I am going to bore you today. Please make yourself comfortable while I clamber up on my soap box and prepare my notes….
I am sure we have all seen the photos and video of distressingly emaciated children and blank-eyed adults in the canvas-walled field hospitals of the Horn of Africa at the moment. I am the right age to remember the famine in the 80’s that gave a select group of rock stars plenty of air time to tell us how much they cared and wanted us to help. They are still rich, some massively so, and people are still starving in Africa. Things never change.
In 1859 this article acknowledged the fact that drought was a regular occurrence in South Africa, suggesting a severe drought occurred every 8 – 12 yrs and less severe ones every 5 or 7 years. That suggests there are more dry years than wet years, and I think it would be safe to assume a similar type of cycle occurs elsewhere in Africa.
I am aware that there is a world of difference between the Horn of Africa and South Africa but, clearly, as this article tells us, conditions that make life hard in Africa are hardly a recent development. It wasn’t hard to find a multitude of other articles of a similar vintage referring to famine in other parts of Africa, for example; Algiers in 1868 and Zambesi in 1863, George (Western Cape) had no rain for four years as reported in 1862 and in 1903 a summary of cable news reports on the scarcity of water retarding the British expedition in Somaliland. Why is it then, when this was known so long ago, are there still so many people suffering?
The 152 year-old newspaper article above points out that the land can only support so many and, due to the increased load of stock and humans, may have already exceeded the amount it can handle. It also suggests that unless this is addressed, and the infrastructure is improved, these circumstances will continue, and the suffering of the people will only escalate in future. Surprisingly for the time, this article even uses the bible to suggest people who think it is too troublesome to store water and don’t ‘keep the land and dress it’ should not ‘increase and multiply’. Parts of Africa have the highest population growth in the world. How many people are supported by the same amount of land that was struggling to support their less-numerous ancestors?

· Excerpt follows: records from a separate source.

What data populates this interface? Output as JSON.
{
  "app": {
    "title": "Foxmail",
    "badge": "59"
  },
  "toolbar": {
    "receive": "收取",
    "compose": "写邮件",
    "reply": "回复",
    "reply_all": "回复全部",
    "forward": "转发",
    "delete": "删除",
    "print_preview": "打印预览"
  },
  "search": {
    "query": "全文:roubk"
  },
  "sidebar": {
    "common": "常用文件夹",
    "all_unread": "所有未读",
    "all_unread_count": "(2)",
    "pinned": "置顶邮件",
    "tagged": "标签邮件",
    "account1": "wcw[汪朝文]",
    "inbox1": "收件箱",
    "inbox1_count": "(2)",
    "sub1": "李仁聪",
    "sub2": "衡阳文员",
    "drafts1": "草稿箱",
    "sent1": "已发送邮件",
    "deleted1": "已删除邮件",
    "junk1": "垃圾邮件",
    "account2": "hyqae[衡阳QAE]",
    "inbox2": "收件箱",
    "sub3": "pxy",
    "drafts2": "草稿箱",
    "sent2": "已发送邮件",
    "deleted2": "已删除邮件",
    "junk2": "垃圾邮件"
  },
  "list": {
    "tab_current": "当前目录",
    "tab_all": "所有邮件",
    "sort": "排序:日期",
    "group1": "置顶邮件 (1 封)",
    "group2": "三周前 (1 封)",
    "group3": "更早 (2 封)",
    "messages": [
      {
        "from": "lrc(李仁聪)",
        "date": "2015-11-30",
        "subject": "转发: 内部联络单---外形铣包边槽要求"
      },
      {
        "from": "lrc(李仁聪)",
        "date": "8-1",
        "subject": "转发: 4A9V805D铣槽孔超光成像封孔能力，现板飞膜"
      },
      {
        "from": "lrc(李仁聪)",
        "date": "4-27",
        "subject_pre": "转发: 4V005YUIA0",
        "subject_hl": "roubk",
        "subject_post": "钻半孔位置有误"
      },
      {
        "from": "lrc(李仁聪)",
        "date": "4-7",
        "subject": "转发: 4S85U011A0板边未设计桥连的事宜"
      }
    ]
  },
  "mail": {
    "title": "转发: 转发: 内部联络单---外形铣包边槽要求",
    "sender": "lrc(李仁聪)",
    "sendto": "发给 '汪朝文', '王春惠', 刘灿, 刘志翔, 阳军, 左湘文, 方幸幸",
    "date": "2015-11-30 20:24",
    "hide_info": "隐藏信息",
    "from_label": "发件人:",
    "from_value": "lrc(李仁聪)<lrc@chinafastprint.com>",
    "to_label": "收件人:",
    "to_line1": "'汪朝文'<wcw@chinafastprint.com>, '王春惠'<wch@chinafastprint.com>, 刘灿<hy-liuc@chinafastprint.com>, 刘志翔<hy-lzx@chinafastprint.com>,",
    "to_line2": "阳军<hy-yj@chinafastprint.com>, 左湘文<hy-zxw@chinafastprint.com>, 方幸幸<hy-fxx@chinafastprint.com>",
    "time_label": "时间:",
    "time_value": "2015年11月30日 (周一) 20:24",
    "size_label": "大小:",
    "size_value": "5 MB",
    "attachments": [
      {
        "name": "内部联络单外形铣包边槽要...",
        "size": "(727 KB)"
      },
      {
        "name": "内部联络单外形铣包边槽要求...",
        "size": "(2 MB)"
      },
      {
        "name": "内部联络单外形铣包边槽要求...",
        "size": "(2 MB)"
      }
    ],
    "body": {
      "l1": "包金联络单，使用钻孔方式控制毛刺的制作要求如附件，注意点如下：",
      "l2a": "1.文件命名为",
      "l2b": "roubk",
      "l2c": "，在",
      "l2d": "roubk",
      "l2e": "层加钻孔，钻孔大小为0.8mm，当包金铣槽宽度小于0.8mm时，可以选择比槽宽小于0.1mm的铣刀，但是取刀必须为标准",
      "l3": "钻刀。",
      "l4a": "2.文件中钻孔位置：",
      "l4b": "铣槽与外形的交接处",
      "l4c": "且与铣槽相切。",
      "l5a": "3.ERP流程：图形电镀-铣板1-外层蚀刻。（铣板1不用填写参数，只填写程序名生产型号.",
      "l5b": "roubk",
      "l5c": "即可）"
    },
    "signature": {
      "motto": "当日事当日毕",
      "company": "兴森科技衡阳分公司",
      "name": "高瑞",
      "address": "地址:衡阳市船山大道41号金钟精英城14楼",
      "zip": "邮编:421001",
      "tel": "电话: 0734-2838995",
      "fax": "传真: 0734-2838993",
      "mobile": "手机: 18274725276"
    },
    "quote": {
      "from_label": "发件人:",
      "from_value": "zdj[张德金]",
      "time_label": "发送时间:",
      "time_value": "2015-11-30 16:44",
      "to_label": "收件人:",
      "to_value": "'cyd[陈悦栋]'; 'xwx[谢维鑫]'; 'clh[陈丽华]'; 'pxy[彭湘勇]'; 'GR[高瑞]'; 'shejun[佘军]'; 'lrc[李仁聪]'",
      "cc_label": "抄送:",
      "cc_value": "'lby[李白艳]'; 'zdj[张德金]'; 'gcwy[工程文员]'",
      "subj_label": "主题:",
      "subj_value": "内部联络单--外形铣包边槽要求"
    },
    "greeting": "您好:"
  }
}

Added to the growing population, the fact that much of Africa is a place that is constantly under pressure due to unrest, poverty and lack of infrastructure, makes the slightest variation in weather conditions a potential disaster for those least able to cope with it. These people need education in order to help themselves, no amount of food drops and overworked doctors are going to solve their problems. Thousands of starving Mombassan locals were being given aid in 1899 and today aid is still flowing through Mombasa, although considerably more than thousands are dependent on it now.

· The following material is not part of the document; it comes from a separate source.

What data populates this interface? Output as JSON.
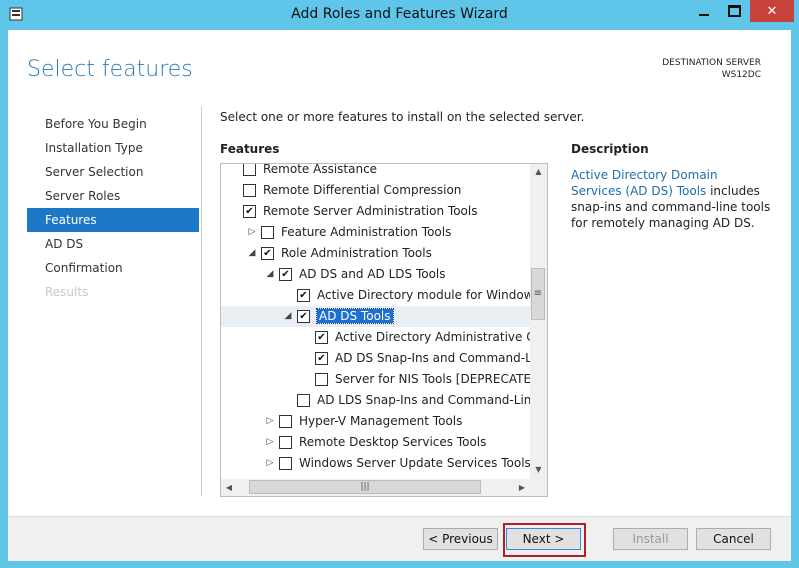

What has changed? Nothing. Hearing that this famine is the worst for 60 years as I have seen reported in some media, is an irrelevant fact. The life expectancy for most Africans is, tragically, less than 40. Very few people who survived that famine will still be with us today. You can’t learn anything from something you didn’t experience. The problem with food aid is that every dollar spent on it is a dollar that can’t be spent on developmental aid. It is wrong to let those that are currently needy suffer, but feeding them means their children and grandchildren will still be receiving aid and not helping themselves. No, I don’t have a solution and I am not going to pretend I know enough about Africa to tell you whose fault it is, or whose responsibility it is to fix it. My point is, if drought is a new thing people are allowed to be unprepared for it and not know what to do. We can’t blame the popular evil of climate change for any of the past droughts or the current situation. I know it is not a popular view, but uncontrolled population growth, anywhere in the world, is only going to contribute to the hardship of the existing people.
I wonder if there will ever be a change in the situation in Africa or if the cycle of famine and aid will continue indefinitely, with already dwindling public donations causing the aid efforts to become less and less effective. The eventual outcome of this course of events is a terrible thing to contemplate. What can we do to change this? What can they do to change it?